У Брюсова тоже была подобная «песенка», им самим сочиненная:
Мы все — игрушки сил, незримых, но могучих,Марионетки — мы, и Рок играет в нас…
Время марионеточного поветрия в литературе совпало с театральными исканиями, которые иным путем привели к тому же образу: Гордон Крэг — актер, режиссер и реформатор театра — провозгласил необходимость воспитания «актера-сверхмарионетки». В расхожем употреблении идеи Крэга приобрели совсем уж сомнительный вид, на самом деле ничего одиозного в предложениях Крэга не было: приблизившись к пониманию противоречия между материалом искусства и произведением искусства («Созданье тем прекрасней, / Чем взятый матерьял / Бесстрастней…»), он мучительно воспринимал то, что нынешний теоретик назвал бы недостаточной знаковостью актерской игры. Спонтанность этой игры Крэг хотел преодолеть созданием театра, ориентированного на театральную традицию Востока (Индии, например, или Японии), где за каждым актерским жестом строго закреплено одно определенное значение. Книга Крэга вышла на русском языке в 1912 году, и «человек общества символистов», человек театра, Алексей Толстой не мог ее не заметить. Следы полемики с нею — вернее, с ее банализированным устным «вариантом» — прослеживаются в сказке «Золотой ключик».
Идея «режиссерского театра» также вела к образу марионетки, в которую будто бы превращает актера полновластный режиссер — «демиург театра». Именно в этом упрекала Мейерхольда В. Ф. Комиссаржевская (и многие другие, впрочем): «Путь, ведущий к театру кукол, — это путь, по которому Вы шли все время…»[254]
Такого рода свирепо-режиссерский театр изображен на страницах «Золотого ключика». У Карабаса Барабаса — повелителя этого театра — есть даже своя «теория», соответствующая практике и воплощенная в следующем «театральном манифесте»:
Кукольный владыка,Вот кто я, поди-ка…Куклы предо мноюСтелются травою.Будь ты хоть красотка —У меня есть плетка,Плетка в семь хвостов,Плетка в семь хвостов.Погрожу лишь плеткой —Мой народец кроткийПесни распевает…
Нет ничего удивительного, что из такого театра бегут артисты, и первой убегает именно «красотка» Мальвина, за ней бежит Пьеро, а после, когда Буратино и его спутники с помощью золотого ключика обретают новый театр, к ним присоединяются уже все решительно куклы-актеры, и театр «кукольного владыки» терпит крах.

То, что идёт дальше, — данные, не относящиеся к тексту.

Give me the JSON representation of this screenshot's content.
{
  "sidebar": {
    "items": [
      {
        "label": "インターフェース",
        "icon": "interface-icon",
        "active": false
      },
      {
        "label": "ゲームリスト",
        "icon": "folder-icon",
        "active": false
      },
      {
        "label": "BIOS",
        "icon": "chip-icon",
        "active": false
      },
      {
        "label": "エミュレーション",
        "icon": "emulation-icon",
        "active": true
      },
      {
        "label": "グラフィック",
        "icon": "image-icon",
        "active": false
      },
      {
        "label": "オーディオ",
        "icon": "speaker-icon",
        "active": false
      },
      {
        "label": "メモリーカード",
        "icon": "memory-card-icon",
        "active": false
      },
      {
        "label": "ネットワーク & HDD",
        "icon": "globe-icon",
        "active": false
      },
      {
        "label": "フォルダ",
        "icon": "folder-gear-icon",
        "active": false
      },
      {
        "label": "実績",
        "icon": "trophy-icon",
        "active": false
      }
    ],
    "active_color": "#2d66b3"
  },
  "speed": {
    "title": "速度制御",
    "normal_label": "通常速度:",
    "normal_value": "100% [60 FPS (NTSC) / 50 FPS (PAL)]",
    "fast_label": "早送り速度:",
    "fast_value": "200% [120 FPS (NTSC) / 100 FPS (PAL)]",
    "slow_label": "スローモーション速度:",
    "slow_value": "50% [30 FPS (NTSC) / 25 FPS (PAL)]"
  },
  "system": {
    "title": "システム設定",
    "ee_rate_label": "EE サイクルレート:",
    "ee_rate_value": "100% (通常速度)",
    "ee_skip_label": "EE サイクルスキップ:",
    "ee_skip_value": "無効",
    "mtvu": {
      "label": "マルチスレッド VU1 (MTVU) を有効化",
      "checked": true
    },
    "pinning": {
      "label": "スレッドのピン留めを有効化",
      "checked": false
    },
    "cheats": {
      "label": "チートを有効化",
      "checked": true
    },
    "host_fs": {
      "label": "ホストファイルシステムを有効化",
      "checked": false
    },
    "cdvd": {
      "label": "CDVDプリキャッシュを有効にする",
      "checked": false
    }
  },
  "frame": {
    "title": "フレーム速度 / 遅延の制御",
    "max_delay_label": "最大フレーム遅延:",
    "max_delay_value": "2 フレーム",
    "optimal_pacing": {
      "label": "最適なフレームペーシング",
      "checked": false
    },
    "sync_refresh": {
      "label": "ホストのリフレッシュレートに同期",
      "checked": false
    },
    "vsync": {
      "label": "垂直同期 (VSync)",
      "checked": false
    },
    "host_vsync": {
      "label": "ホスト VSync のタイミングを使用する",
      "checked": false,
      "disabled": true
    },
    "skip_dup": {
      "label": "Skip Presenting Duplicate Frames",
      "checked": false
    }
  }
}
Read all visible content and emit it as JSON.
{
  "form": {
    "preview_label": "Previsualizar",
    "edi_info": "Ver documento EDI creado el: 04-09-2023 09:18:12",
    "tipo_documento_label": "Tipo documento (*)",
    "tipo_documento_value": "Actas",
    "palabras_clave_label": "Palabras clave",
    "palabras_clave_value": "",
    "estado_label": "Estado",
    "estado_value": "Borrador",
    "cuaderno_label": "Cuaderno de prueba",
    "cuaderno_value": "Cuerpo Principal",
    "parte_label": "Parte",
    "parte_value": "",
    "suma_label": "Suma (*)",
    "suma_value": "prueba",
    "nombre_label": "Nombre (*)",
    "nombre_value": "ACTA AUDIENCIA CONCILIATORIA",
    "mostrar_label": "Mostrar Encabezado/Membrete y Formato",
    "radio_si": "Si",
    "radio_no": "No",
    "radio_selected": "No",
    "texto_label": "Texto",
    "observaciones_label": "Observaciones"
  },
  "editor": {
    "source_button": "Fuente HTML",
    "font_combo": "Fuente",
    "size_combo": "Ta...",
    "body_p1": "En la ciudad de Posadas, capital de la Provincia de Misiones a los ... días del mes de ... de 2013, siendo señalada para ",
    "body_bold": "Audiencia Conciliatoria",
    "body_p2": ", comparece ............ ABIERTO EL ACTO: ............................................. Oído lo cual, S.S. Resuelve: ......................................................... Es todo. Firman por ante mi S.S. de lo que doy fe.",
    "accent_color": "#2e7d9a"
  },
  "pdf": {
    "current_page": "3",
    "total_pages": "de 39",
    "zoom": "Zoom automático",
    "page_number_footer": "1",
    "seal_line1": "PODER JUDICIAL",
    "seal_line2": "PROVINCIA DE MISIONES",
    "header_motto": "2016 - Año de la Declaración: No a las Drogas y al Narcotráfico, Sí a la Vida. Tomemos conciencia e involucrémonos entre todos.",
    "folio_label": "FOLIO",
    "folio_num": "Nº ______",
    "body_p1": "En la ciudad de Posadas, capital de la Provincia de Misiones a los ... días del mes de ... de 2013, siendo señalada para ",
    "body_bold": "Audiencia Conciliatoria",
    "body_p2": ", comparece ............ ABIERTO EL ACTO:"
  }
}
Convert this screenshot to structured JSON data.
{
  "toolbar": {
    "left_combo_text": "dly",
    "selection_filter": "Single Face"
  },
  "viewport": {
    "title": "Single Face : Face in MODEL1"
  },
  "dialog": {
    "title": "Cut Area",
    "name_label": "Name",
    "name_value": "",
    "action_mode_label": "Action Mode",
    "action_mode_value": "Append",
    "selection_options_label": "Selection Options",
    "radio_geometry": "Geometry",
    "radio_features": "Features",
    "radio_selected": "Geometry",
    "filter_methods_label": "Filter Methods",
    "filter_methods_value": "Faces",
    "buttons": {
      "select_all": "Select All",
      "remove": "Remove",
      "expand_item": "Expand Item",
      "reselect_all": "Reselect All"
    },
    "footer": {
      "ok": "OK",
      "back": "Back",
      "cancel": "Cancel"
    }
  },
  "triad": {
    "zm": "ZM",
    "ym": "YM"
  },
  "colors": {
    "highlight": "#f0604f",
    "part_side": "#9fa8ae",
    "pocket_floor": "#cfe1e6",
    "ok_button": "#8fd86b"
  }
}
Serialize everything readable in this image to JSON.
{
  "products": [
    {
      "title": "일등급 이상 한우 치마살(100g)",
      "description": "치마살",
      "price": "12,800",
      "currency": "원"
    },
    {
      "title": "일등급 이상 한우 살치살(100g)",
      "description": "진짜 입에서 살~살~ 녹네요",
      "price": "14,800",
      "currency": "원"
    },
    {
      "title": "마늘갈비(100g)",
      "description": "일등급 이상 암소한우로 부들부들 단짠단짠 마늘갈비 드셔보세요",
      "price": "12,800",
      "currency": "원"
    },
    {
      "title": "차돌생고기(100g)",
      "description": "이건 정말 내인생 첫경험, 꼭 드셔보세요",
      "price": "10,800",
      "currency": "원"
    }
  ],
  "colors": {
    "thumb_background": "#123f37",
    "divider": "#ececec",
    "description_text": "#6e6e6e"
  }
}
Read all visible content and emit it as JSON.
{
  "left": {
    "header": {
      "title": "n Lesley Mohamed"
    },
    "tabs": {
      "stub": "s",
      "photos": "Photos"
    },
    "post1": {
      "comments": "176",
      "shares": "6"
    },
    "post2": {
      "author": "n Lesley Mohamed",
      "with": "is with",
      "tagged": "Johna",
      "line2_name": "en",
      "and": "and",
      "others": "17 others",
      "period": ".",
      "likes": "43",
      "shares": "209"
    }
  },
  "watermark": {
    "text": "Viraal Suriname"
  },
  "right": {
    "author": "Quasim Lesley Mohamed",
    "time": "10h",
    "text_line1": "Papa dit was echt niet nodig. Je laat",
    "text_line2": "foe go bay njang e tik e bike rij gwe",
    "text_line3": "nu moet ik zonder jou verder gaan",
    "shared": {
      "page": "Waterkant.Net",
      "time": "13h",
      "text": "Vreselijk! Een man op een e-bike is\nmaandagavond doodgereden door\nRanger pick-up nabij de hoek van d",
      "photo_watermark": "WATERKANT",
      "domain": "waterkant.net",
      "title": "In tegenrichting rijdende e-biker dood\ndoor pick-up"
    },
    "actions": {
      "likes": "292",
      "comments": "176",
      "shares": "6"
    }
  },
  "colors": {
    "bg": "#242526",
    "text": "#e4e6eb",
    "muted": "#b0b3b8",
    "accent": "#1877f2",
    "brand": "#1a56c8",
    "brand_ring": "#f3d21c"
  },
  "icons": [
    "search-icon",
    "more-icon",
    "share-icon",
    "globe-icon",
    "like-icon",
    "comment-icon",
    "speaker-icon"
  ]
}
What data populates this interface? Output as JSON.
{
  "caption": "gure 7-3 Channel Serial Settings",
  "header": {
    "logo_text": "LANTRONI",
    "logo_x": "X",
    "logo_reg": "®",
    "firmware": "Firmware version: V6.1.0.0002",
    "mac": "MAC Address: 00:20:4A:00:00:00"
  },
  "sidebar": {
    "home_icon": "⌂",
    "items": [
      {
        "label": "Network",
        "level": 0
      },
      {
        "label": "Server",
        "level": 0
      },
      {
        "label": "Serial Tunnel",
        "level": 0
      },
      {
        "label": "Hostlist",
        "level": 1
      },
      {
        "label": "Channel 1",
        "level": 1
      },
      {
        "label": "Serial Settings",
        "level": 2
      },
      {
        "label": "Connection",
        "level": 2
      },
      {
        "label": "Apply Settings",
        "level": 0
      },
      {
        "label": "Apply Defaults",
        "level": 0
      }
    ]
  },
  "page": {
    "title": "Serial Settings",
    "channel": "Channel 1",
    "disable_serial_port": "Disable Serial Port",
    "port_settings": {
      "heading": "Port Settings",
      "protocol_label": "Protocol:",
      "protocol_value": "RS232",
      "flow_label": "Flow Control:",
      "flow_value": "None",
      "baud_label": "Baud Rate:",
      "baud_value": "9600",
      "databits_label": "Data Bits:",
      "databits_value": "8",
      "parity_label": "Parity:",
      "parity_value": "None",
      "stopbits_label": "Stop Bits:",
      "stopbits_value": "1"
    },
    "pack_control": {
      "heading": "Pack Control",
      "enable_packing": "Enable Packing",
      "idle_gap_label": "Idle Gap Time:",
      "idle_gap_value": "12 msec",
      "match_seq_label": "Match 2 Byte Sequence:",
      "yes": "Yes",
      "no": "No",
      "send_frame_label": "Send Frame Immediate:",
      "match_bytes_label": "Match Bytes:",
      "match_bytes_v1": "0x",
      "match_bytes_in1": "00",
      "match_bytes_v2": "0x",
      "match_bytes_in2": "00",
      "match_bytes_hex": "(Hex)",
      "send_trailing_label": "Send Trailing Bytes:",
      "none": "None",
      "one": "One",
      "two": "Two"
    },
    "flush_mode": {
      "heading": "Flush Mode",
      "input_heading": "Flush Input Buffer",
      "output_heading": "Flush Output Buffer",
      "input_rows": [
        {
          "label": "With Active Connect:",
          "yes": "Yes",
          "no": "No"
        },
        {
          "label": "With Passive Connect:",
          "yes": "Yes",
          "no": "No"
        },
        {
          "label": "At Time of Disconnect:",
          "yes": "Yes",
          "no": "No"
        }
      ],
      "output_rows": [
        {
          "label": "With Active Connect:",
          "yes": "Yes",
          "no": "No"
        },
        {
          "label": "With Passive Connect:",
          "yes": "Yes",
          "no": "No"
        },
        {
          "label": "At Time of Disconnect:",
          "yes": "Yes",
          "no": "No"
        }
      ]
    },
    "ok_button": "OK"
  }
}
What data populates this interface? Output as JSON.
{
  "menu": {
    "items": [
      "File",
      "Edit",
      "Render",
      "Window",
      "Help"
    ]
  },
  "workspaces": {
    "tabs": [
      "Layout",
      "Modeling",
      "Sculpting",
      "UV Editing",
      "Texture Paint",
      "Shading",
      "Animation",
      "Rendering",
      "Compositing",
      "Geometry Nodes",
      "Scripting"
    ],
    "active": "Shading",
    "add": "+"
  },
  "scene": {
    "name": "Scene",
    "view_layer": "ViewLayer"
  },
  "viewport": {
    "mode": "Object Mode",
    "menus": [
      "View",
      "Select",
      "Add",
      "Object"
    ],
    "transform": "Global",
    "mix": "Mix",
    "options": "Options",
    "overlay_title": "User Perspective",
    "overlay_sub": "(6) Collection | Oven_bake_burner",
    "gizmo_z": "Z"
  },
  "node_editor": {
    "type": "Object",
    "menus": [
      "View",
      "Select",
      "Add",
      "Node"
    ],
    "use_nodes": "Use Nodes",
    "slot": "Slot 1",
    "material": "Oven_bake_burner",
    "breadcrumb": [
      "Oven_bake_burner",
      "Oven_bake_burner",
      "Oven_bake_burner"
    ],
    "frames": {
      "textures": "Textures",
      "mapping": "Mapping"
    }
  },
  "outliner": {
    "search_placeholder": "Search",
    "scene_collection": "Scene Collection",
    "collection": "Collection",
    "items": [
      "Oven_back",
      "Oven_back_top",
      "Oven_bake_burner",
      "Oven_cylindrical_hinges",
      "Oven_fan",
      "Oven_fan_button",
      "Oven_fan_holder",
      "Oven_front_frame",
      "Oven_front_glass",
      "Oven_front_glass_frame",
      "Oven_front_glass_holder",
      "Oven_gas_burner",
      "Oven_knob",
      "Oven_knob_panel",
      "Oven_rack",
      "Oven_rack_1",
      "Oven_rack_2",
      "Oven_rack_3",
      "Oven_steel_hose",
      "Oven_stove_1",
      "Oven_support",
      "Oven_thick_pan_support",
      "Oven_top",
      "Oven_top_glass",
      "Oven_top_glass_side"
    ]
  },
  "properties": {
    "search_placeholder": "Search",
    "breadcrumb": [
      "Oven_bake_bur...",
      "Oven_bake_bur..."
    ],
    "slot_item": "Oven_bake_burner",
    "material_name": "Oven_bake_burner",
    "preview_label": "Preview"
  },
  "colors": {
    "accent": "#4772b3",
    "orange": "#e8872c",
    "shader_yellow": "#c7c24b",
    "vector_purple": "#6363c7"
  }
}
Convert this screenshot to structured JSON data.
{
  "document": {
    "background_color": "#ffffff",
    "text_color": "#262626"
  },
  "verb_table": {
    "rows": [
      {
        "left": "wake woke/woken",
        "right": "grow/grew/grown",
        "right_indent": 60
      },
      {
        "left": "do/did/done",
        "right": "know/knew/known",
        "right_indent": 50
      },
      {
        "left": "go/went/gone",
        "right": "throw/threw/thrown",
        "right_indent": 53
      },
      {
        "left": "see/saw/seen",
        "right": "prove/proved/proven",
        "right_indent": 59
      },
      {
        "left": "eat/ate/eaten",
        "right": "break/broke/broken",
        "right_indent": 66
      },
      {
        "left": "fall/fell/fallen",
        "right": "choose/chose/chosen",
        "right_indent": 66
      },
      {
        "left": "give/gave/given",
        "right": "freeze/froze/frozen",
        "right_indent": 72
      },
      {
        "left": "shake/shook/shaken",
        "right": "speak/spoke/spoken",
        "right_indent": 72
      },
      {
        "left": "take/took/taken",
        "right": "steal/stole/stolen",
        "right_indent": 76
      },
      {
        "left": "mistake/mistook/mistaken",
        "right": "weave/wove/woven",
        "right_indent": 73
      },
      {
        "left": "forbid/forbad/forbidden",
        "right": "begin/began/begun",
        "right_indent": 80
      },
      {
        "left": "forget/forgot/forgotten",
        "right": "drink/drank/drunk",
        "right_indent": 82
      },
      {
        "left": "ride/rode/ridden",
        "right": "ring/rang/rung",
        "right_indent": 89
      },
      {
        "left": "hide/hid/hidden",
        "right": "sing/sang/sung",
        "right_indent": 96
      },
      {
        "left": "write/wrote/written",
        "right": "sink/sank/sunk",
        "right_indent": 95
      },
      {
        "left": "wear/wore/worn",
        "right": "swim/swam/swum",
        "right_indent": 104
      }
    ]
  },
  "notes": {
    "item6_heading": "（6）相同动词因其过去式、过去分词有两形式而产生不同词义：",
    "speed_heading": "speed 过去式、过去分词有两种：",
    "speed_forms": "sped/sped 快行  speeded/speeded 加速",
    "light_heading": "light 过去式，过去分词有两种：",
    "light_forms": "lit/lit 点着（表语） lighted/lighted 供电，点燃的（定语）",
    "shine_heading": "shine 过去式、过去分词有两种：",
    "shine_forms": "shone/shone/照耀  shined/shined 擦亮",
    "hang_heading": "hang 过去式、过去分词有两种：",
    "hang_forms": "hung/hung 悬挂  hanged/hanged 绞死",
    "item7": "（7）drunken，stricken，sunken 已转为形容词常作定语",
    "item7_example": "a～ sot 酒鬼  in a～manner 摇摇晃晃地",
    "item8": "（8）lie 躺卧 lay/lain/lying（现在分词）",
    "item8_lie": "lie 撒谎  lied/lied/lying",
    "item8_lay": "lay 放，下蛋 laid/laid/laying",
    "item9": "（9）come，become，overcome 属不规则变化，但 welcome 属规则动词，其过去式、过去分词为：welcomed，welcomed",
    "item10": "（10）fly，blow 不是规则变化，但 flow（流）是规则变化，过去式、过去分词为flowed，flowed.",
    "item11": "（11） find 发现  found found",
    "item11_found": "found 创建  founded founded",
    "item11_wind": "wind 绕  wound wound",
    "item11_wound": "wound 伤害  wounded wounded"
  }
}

Из-за межевого положения сказки (между «детской» и «литературой») не было замечено — или оценено — то обстоятельство, что в «Золотом ключике» изображены два театра, резко противопоставленные друг другу по эстетическим и этическим принципам и композиционно разведенные в противоположные углы — в начало и конец сказочного повествования. В сказке описан репертуар обоих театров и свойственная каждому манера игры. В одном театре царит гнет и принуждение, в другом Буратино собирается «играть самого себя».
Оказывается, для выяснения природы конфликта между двумя изображенными в сказке театрами нет нужды анализировать две театральные системы — достаточно взглянуть на театральные занавесы.
В театре, из которого куклы бегут, «на занавесе были нарисованы танцующие человечки, девочки в черных масках, страшные бородатые люди в колпаках со звездами, солнце, похожее на блин с носом и глазами, и другие занимательные картинки».